Dear Editor,

I read with great interest and joy the article in the last issue of Insights into Imaging: “The role of radiologist in the changing world of healthcare: a White Paper of the European Society of Radiology (ESR)” [1]. I agree with every word and view of our specialty from all sides, and I wish that as many fellow radiologists and radiologists in spe as possible read it with understanding. This is extremely important for any radiologist who is struggling not to drown in a burnout syndrome. However, I see two problems that are not in this position paper of the European Society of Radiology:

  1. it should reach out to the representatives of other specialties who use our “services” (i.e. virtually everyone);

  2. there is no idea in it (and probably cannot be, as it is not a simple matter) of how – according to the law and all the rules – to make us co-decision makers about the way, time, and method of diagnosing our patients (or not imaging them if they have already been diagnosed and their disease or, worse, developmental variant does not require it [e.g. annual MRI follow-up of a pineal cyst that has a diameter of a few millimetres or of a non-ossifying fibroma] or if continued follow-up is of no use [e.g. annual MRI follow-up of degenerative disease of the spine in a patient who does not wish to have surgery or who no orthopaedist or neurosurgeon will operate on because of the severity of the disease]).

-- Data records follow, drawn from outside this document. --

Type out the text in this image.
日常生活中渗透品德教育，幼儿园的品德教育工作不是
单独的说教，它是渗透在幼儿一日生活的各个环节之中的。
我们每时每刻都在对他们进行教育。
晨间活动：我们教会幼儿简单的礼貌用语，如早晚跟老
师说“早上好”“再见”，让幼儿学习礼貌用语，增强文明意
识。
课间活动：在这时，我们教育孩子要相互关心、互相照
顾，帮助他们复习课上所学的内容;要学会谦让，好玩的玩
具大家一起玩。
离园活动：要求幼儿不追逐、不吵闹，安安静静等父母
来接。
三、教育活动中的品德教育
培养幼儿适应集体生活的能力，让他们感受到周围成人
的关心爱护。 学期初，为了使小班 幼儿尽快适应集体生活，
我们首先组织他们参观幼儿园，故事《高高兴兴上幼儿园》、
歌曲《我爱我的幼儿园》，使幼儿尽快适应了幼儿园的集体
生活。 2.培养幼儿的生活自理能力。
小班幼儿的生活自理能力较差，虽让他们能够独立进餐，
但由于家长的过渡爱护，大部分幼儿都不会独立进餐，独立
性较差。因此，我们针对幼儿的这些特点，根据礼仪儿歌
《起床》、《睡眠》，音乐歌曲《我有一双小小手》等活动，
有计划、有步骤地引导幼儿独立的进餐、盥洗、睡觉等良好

By writing the latter I mean both the welfare of our patients, i.e. the welfare of the patients referred to us for diagnostic tests, their welfare at the time of imaging and in the future, as well as the welfare of other patients who require financial outlays for treatment.

The tremendous development of imaging modalities has resulted in what the authors write about: “often-unsustainable demand for increasing numbers of studies”. These studies are, to put it mildly, not infrequently completely unnecessary and unwarranted. This has been my “hobby” for years [2], and although I constantly talk about it in lectures and conversations with colleagues (radiologists and representatives of other specialties, like Cato the Elder, an implacable enemy of Carthage, who ended all speeches in the Roman Senate with this sentence: Besides, I believe that Carthage should be destroyed), it is not enough.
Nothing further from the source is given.